When I woke up on September 12th, 2005 and told my then boyfriend “Okay, I’ll move out there. Just give me until Friday”, people thought I was nuts. Hell, even I thought I was a little crazy for that one. Leaving on that Greyhound at 4:30 a.m. on a Saturday morning with three mind erasers (great drink, btw) in my system to ease my fears was the absolute biggest risk I’ve ever taken. I hadn’t met my ex in person before, we were going to be staying with his then ex girlfriend, and it was definitely no fairytale at all.
When I got out there, we were promptly kicked out of said ex’s place (she just couldn’t handle seeing him with someone new afterall). I slept on a park bench a couple of nights. I got dressed and washed off at the sink in Ralph’s bathrooms for a few weeks. I slept in my ex’s friend’s car a few nights. I laid in the park all day and I read books. I used the internet at the library and I walked everywhere, and I want to Santa Monica and dug my toes in the sand.

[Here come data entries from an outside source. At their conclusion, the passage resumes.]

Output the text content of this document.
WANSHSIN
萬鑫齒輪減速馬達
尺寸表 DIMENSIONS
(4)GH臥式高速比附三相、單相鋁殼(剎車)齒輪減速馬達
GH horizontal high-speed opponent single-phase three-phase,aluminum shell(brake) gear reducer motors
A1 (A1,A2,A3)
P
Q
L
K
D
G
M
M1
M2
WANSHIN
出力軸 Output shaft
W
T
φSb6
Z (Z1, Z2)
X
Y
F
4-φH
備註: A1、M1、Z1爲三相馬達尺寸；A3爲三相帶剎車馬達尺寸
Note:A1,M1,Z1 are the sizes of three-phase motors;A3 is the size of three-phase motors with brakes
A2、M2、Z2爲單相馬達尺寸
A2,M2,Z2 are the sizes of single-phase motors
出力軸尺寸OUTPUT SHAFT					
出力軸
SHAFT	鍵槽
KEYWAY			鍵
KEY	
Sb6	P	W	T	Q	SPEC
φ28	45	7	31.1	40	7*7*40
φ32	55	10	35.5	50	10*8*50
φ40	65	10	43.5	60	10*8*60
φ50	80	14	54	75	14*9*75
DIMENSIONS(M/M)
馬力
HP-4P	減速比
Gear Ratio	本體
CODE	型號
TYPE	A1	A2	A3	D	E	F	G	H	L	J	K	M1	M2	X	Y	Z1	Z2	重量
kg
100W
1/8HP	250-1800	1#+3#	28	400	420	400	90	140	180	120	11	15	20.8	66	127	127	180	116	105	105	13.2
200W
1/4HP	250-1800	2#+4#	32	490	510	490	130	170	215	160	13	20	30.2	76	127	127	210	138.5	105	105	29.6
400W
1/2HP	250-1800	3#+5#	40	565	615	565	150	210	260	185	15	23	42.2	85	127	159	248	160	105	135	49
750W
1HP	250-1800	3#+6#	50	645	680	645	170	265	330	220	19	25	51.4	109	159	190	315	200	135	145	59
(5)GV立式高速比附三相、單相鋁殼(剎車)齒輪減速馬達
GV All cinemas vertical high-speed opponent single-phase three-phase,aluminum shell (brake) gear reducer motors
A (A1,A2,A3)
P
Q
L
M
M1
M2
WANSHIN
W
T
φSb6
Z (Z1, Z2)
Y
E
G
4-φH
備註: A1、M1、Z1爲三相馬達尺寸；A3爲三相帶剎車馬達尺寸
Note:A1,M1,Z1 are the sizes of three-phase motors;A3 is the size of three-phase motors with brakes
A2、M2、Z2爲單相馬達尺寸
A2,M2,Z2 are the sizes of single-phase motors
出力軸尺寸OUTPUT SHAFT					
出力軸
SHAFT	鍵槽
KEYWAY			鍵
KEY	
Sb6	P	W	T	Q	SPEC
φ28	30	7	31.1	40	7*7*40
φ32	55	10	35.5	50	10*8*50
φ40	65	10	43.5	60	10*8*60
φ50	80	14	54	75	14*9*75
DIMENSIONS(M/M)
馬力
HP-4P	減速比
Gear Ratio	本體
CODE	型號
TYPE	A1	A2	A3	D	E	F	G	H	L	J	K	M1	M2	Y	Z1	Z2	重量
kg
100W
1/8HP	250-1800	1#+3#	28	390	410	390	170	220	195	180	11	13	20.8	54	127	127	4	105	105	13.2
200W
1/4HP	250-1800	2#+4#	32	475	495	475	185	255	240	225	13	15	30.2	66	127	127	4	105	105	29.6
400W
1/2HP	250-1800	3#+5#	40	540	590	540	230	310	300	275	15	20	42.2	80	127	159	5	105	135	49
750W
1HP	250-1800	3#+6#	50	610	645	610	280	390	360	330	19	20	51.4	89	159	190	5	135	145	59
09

We lived in a one bedroom flophouse with a meth-addicted schizophrenic and all her druggie friend (and yes, I partook of said meth, but that is not a reason I want to go back, haha). We lived in shitty hotels and we went to punk shows and drank to much and I learned of my love for Vanilla Djarims. I didn’t know how I was going to eat, where I was going to be from one week to the next, or what I was going to do….and it was the most exhilerating experience of my life. I just want that feeling back. I just want to feel alive again.